Add model server protocol proposal

kubernetes-sigs · Jan 7, 2025 · 1bb383c · 1bb383c
1 parent adad31c
commit 1bb383c
Showing 1 changed file with 72 additions and 0 deletions.
diff --git a/docs/proposals/003-model-server-protocol/protocol.md b/docs/proposals/003-model-server-protocol/protocol.md
@@ -0,0 +1,72 @@
+# Model Server Protocol for Gateway API Inference Extension
+
+## Inference API Protocol
+
+The model server MUST implement OpenAI’s [Completions](https://platform.openai.com/docs/api-reference/completions)
+and [Chat](https://platform.openai.com/docs/api-reference/chat) API. In the future we are open to
+supporting more API protocols.
+
+To explain this in more detail, the extension makes intelligent request scheduling decisions based
+on certain information from the request body, such as the `model` field.
+
+
+## Metrics Reporting
+
+The inference extension scrapes metrics from the model servers to make optimal request scheduling
+decisions. The PREFERRED metrics format is Prometheus. We do not intend to dictate the exact metric
+naming and format, especially if the corresponding metric already exists. We will leverage the
+[model server metrics standardization](https://docs.google.com/document/d/1SpSp1E6moa4HSrJnS4x3NpLuj88sMXr2tbofKlzTZpk)

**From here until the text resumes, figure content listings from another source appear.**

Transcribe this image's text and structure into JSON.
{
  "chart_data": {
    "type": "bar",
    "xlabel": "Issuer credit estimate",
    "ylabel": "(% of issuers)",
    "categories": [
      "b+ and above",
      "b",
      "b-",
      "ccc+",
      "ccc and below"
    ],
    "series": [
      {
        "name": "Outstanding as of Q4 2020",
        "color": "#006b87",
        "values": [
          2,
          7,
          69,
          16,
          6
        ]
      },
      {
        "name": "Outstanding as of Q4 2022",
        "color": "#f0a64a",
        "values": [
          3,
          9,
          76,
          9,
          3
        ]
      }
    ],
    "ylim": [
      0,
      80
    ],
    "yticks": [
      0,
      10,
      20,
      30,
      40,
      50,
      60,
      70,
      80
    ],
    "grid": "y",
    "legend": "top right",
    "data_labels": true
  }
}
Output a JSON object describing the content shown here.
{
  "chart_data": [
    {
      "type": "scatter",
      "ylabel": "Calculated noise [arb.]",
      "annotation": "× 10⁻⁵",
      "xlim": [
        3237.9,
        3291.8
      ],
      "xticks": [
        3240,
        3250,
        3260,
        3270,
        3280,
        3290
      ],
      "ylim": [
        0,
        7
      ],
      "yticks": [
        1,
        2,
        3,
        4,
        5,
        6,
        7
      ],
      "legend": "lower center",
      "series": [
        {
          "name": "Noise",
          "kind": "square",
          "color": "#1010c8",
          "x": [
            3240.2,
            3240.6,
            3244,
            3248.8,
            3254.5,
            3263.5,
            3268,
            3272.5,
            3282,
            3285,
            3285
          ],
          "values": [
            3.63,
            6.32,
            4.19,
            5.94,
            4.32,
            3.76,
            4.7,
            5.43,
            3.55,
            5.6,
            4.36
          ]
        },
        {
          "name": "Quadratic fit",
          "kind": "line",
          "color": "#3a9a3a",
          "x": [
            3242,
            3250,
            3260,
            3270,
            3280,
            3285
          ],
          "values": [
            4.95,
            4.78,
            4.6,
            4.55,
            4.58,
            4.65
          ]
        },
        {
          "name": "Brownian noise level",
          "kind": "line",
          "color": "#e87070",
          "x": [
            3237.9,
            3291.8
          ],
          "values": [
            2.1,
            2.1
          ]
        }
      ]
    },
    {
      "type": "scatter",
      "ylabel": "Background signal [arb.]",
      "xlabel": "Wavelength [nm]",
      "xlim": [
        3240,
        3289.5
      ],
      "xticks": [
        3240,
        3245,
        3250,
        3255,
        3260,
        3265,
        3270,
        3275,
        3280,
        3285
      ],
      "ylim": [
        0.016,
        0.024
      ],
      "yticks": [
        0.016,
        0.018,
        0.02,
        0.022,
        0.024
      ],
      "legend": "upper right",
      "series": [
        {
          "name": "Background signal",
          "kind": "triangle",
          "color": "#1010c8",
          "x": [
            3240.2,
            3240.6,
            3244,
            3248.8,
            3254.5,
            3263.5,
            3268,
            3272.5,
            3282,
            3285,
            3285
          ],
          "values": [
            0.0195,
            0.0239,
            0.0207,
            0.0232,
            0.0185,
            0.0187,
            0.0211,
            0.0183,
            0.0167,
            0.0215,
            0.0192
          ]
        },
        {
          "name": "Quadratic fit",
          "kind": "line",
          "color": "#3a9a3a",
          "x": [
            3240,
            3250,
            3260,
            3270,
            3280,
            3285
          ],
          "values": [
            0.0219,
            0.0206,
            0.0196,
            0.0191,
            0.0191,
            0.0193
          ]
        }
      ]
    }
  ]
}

+effort to bring as much unification as possible across model server communities.
+
+We also show the metrics in vLLM, which is already integrated into the inference extension. We are
+working on integrating with more model servers.
+
+
+
+| Metric | Type | Description | vLLM metric |
+| ----- | ---- | ---- | ---- |
+| TotalQueuedRequests         | Gauge     | The current total number of requests in the queue.| `vllm:num_requests_waiting`|
+| KVCacheUtilization| Gauge     | The current KV cache utilization in percentage.| `vllm:gpu_cache_usage_perc`|
+| MaxActiveModels| Gauge     | Maximum number of models/adapters that can be loaded to GPU memory to serve a batch. Requests will be queued if the model server has reached MaxActiveModels and cannot load the requested model/adapter.| `vllm:lora_requests_info.max_lora`|
+| ActiveModels| String (can be a label of a Prometheus Gauge metric)     | Comma separated list of models/adapters that are currently loaded into GPU memory and therefore new requests of the same models/adapters don't require eviction of models/adapters. | `vllm:lora_requests_info.running_lora_adapters`|
+
+The following metrics MAY be needed in the future for further optimization.
+
+| Metric |Type | Description | vLLM   metric |
+| ----- | ---- | ---- | ---- |
+| TotalTokensInCurrentBatch   | Gauge     | Number of tokens in the current batch.| `vllm:num_tokens_running`|
+| TotalQueuedTokens| Gauge     | The current total number of tokens in the queued requests.| `vllm:num_tokens_waiting` (need to be added)|
+| MaxTokenCapacity| Gauge     | The total size of the KV cache in number of tokens.| `vllm:max_token_capacity` <br> NOTE: This info is available indirectly in [`cache_config_info`](https://github.com/vllm-project/vllm/blob/15702038642192002cd8973cf8948751b750fd07/vllm/engine/metrics.py#L551) metric already , and also  proposed in, can be added [here](https://github.com/vllm-project/vllm/blob/22f5851b807376a836eb3551903c7fc6c81eaa9b/vllm/engine/llm_engine.py#L1588). |
+| AvailableModels| String     | All the available models/adapters that the model server is able to serve, otherwise an error may be returned.| This is already available from the /models API.|
+| TimePerPrefillToken | Histogram | The prefill latency per token in the last W seconds. W will be decided by simulation/benchmarking.  In time series metric the latency is typically reported as Histogram and we can derive the average from the Histogram. | `vllm:time_to_first_token_seconds` | 
+| TimePerDecodeToken | Histogram | The decode latency per token in the last W seconds. W will be decided by simulation/benchmarking. | `vllm:time_per_output_token_seconds` | 
+
+## LoRA Adapter Serving
+
+
+### Dynamic LoRA Serving
+
+Model servers that support dynamic LoRA serving can gain additional benefit from the inference
+extension's LoRA affinity algorithm. Generally we expect model servers to:
+
+* Support running multiple LoRA adapters in parallel in the same decode batch.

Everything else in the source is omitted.